Страница 3 из 19
В результате мы проторчали в Фридрихсхафене неделю с лишним. За это время и сам городок, и окружающие горные пейзажи, и Боденское озеро, (там до сих пор показывают приткнувшиеся к берегу остов плавучего эллинга, служившего убежищем для первых творений графа Цеппелина, и разрушенного зимней бурей в 1907-м году) надоели нам хуже горькой редьки. И как только после очередного осмотра врач заявил, что состояние пациентки более не вызывает у него опасений, мы арендовали за несуразно высокую плату автомобиль, на котором и проделали весь путь от Фридрихсхафена, через Нюрнберг, Ганновер, до портового Гамбург.
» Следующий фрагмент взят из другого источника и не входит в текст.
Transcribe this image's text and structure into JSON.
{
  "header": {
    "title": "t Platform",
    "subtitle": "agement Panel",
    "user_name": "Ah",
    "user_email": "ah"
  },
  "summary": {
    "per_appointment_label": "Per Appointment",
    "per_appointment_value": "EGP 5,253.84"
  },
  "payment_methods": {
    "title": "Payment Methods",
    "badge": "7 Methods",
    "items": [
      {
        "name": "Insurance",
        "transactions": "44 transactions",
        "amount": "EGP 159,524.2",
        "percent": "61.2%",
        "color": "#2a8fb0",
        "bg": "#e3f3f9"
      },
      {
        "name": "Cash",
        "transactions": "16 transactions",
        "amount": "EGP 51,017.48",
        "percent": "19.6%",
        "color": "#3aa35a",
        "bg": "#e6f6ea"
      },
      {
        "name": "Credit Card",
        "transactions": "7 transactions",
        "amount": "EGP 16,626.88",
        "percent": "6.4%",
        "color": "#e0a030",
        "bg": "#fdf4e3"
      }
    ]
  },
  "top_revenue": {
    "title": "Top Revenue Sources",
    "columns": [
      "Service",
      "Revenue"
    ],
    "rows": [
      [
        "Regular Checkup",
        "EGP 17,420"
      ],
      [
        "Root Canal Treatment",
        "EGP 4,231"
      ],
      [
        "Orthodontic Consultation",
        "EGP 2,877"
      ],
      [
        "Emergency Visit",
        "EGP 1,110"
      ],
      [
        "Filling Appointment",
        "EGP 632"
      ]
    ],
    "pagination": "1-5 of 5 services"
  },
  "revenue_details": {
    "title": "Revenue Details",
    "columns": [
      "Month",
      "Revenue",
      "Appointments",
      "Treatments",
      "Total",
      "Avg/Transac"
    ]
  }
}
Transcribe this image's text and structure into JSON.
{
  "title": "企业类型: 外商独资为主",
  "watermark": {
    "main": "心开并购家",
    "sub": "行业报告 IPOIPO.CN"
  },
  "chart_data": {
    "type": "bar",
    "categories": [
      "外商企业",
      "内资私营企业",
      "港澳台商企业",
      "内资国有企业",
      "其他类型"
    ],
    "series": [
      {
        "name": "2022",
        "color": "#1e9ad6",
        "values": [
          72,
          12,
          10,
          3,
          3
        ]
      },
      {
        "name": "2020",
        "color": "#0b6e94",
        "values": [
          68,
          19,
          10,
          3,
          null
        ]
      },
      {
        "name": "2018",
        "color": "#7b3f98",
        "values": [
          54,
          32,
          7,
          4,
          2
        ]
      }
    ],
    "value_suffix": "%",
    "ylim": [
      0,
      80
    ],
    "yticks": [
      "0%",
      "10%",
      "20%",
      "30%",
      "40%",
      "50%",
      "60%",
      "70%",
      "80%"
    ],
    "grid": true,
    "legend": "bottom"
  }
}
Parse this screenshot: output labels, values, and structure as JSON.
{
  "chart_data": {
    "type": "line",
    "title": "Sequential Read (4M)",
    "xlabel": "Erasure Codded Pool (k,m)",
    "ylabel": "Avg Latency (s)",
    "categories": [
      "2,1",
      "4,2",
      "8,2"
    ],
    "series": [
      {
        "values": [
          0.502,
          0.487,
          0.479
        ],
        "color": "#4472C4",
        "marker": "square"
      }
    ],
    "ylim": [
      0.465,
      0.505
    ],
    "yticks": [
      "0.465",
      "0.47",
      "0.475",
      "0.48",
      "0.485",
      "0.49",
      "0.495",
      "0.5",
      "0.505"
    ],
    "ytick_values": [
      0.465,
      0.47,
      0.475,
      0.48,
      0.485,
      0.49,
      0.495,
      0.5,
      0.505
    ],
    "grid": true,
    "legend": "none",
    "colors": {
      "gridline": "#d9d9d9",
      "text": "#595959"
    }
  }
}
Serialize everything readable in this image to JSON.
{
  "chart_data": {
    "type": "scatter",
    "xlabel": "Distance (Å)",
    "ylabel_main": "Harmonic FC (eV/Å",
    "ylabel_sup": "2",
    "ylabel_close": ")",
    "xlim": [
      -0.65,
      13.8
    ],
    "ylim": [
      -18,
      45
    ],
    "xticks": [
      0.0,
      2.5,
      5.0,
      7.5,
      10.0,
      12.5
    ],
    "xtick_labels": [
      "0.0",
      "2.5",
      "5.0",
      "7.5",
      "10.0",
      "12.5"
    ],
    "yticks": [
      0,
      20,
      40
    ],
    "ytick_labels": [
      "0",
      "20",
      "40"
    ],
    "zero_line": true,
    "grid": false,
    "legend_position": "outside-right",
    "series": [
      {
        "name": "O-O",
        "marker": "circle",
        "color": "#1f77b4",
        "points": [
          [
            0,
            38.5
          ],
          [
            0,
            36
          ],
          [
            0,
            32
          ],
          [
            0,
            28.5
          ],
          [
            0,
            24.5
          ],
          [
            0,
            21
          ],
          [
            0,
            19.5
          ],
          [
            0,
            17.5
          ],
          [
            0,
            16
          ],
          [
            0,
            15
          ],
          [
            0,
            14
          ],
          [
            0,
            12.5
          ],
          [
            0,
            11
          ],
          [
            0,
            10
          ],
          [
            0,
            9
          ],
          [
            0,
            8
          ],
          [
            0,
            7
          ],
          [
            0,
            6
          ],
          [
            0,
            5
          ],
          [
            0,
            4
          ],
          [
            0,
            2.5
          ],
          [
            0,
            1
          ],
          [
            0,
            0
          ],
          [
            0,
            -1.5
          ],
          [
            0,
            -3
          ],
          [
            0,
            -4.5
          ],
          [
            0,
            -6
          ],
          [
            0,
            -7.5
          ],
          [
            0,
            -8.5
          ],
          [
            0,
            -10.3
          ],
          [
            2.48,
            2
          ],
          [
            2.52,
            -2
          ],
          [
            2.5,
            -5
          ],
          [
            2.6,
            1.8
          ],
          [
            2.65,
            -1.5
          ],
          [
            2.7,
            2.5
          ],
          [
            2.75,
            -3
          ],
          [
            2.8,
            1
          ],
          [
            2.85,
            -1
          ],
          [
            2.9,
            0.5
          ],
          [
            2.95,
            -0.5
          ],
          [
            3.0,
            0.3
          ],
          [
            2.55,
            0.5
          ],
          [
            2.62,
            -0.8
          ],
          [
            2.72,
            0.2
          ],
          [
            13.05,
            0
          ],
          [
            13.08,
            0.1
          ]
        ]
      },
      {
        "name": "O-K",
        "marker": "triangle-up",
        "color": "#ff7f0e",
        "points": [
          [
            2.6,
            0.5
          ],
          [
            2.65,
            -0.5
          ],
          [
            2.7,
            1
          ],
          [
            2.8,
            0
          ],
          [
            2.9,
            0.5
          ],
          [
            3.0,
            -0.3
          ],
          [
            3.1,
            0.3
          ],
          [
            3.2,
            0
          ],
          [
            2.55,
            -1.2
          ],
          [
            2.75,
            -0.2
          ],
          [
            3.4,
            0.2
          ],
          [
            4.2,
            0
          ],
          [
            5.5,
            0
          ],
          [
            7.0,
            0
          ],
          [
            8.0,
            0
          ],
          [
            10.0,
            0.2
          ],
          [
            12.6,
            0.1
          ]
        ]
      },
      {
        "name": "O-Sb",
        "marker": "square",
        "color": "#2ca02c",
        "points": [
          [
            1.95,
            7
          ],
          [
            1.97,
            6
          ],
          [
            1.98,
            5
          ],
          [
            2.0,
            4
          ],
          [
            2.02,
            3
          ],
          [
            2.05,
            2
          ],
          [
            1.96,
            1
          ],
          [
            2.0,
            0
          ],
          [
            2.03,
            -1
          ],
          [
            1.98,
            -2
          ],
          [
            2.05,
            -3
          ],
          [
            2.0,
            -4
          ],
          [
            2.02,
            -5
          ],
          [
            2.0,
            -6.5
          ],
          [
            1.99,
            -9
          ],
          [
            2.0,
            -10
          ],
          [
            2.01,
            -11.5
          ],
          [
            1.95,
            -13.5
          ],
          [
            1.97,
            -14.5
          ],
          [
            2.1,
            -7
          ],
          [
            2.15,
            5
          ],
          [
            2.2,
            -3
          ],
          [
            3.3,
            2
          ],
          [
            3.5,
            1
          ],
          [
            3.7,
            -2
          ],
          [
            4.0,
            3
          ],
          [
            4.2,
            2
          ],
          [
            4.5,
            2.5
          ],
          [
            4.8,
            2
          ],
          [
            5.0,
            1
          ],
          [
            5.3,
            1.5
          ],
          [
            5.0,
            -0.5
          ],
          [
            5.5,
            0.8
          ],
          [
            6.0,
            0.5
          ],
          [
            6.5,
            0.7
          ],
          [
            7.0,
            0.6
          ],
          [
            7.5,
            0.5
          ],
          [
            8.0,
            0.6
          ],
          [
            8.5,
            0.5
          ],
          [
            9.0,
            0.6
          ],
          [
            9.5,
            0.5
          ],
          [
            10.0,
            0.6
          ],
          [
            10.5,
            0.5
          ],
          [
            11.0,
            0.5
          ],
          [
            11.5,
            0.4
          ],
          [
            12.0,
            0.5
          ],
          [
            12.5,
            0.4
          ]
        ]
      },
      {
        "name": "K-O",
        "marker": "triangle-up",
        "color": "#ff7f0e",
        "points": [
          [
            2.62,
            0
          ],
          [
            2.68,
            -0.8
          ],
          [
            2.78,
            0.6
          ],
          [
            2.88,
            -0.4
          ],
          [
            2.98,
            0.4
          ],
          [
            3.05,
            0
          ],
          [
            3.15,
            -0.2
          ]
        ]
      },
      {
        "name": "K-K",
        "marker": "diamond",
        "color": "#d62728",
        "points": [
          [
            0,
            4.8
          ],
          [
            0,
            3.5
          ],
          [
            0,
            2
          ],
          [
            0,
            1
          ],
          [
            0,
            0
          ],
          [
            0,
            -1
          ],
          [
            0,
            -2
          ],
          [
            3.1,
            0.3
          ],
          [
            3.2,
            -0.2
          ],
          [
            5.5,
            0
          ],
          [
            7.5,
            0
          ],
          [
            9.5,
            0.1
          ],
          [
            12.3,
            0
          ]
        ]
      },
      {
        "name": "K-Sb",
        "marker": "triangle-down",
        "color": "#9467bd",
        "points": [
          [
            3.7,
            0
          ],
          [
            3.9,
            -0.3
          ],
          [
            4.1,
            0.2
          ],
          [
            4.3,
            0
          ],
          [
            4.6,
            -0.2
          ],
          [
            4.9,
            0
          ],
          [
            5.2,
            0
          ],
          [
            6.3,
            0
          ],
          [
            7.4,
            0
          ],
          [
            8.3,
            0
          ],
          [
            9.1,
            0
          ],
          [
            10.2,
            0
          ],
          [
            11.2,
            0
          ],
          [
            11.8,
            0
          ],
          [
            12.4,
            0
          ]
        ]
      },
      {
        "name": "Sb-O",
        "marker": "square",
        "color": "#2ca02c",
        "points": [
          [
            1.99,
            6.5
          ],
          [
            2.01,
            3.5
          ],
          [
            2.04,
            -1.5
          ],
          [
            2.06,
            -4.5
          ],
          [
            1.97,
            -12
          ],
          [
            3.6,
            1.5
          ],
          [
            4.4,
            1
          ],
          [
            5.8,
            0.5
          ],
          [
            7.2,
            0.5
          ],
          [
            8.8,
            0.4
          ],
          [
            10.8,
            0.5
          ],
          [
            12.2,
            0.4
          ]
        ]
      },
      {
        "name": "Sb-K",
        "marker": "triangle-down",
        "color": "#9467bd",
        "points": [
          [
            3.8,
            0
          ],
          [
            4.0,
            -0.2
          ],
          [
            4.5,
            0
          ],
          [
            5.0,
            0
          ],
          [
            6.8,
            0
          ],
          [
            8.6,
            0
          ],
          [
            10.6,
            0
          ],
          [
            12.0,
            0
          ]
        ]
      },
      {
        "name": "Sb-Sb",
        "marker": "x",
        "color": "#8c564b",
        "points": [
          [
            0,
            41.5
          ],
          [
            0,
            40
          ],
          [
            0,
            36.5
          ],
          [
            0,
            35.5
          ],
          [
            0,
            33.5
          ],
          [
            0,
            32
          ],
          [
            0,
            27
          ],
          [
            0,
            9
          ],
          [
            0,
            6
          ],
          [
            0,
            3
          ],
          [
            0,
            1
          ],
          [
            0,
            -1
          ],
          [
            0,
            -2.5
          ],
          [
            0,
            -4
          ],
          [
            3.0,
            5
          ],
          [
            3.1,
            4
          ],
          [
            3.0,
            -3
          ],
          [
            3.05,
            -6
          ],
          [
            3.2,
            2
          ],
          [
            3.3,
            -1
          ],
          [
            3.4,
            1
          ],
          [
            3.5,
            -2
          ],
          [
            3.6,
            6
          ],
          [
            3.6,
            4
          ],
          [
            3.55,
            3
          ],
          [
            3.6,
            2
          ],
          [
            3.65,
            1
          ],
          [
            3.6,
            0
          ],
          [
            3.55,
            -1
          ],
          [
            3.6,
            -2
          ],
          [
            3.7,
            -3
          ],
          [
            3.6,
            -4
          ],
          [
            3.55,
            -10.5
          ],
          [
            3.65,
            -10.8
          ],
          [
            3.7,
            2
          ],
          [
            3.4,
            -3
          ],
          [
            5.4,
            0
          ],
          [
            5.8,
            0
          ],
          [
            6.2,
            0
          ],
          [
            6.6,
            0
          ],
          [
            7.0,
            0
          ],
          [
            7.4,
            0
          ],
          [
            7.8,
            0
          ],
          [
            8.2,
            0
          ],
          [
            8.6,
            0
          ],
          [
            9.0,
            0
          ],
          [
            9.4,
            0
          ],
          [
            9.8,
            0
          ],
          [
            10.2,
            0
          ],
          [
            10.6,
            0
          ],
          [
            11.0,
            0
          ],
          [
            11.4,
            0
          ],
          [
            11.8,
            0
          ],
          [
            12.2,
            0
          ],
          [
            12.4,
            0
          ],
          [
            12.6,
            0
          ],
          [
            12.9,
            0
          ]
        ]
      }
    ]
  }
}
Дальше было гораздо проще: улучив момент, я послал по известному мне адресу телеграмму. В ней содержалась одна- единственная совершенно невинная фраза, прочтя которую, специально обученные люди сделали правильные выводы и предприняли необходимые шаги. В результате всего через три дня мы наслаждались морским путешествием на борту советского грузового парохода. Финский залив пару недель назад схватился тонким льдом, но ледоколы исправно расчищали фарватер Морского Канала – и в город трёх революций мы прибыли с отставанием от графика всего на сутки. Ну а дальше: беседа на пирсе с встречающими нас товарищами в штатском, краткий визит в городское управление ОГПУ («знаменитый «Большой дом» на Литейном ещё строился), где мы под опись сдали чекисту с одним ромбом на петлицах нашу «добычу». И вот уже новенький «Форд» везёт нас на военный аэродром, где уже прогревает движки наш с Марком старый знакомый, военно-транспортный ЮГ-1. А дальше – девять выматывающих часов с промежуточной посадкой в Смоленске – и здравствуй, город Харьков, столица Советской Украины! Давненько мы тебя не видели, месяца два с половиной, пожалуй…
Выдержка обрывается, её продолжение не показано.